Exercise is one of the greatest gifts you can give your body and mind. Exercise helps to increase the circulation of nutrients and immune cells; it improves our strength, endurance, and flexibility; enhances our energy level; and diminishes the physiological effects of stress. In addition, exercise benefits our mental and emotional health by reducing stress and relieving anxiety and depression.
Regular exercise can help protect you against several diseases, including helping you overcome breast cancer. For example, regular exercise can:
• Increase the function of T cells, immune cells that help your body fight infection
• Help increase survival of women who have undergone chemotherapy
However, if you currently are undergoing or recently have undergone treatment, start slowly with exercise. Consult your oncologist for guidance on exercise programs that are appropriate for you during this phase of your recovery.
Regular exercise does not necessitate daily trips to the gym to ride stationary bikes or log miles on a treadmill. Any activity that helps get your blood circulating and deepens your breathing can be considered exercise—a brisk walk, active play with your children, yoga, gardening. Exercise should be enjoyable. If you do a type of exercise that you do not enjoy, chances are you will not stick to the exercise program.

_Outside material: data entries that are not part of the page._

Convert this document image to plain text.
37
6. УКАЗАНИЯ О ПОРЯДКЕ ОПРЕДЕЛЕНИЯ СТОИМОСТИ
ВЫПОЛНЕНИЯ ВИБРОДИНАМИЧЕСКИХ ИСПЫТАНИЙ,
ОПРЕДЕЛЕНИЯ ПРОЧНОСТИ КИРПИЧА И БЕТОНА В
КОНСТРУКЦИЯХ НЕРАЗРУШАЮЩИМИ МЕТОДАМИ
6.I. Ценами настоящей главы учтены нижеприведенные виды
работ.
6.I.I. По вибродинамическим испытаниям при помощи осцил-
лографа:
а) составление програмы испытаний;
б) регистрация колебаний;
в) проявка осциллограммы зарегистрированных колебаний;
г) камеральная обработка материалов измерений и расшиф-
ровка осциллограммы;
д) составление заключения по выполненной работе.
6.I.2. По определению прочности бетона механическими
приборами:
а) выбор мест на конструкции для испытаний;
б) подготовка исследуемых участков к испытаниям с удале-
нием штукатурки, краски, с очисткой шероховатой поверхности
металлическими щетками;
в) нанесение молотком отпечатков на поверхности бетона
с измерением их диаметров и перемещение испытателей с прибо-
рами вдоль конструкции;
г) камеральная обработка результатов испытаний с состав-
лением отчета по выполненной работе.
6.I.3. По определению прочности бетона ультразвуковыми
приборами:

Many alternative forms of exercise can be used to help you achieve balance in your life and promote wellness. All of these activities have one thing in common—they enable you to take charge of your health. By taking responsibility, you will begin to understand how your body works and what you can do to help it function optimally. Listed below are several alternative types of exercise and their general benefits. Each of the following alternative forms of exercise offer something different physically, mentally, and spiritually:
An ancient Chinese art, tai chi is best described as a moving meditation. Tai Chi combines slow, relaxed movements with deep breathing. The breathing technique promotes relaxation and enhances awareness of the body, whereas the deliberate movements develop muscle strength and endurance, flexibility, balance, and coordination. Breathing is coordinated with each movement to cultivate “chi” (“breath-energy” or “life energy”) through the body. According to Chinese philosophy, optimal health depends on unobstructed flow of life energy through the body. If the energy channels become blocked, both the body and the mind suffer. Tai Chi aims to keep chi flowing freely.
Because of its low impact aerobic nature, tai chi is an excellent choice for older women who may not be physically able to participate in more high-impact aerobic activities.
Many different “types” of yoga—Ashtanga, Iyengar, Bikram, etc. — are practiced. Despite the different approaches, all yoga practices use a series of different postures to promote physical health, mental balance, and longevity. The different postures have a variety of effects on the body. Some poses are energizing. Other poses are calming and may even promote sleep.
The philosophy of yoga is that life’s pressures need to be balanced with quiet, thoughtful time. Although yoga strengthens the body and improves both flexibility and endurance, yoga also develops the mind-body connection by demanding concentration on the body and breathing. The ability to control one’s breathing enhances self-awareness and the ability to create “quiet” time.
Joseph Pilates, who designed this form of training, believed that ideal fitness is "the attainment and maintenance of a uniformly developed body with a sound mind that is fully capable of naturally and easily performing daily tasks with zest and pleasure." Pilates exercise teaches the individual to move from the body's center. In the Pilates exercises, a variety of different equipment that was developed to build muscle strength and endurance, as well as enhance awareness of the body, is utilized.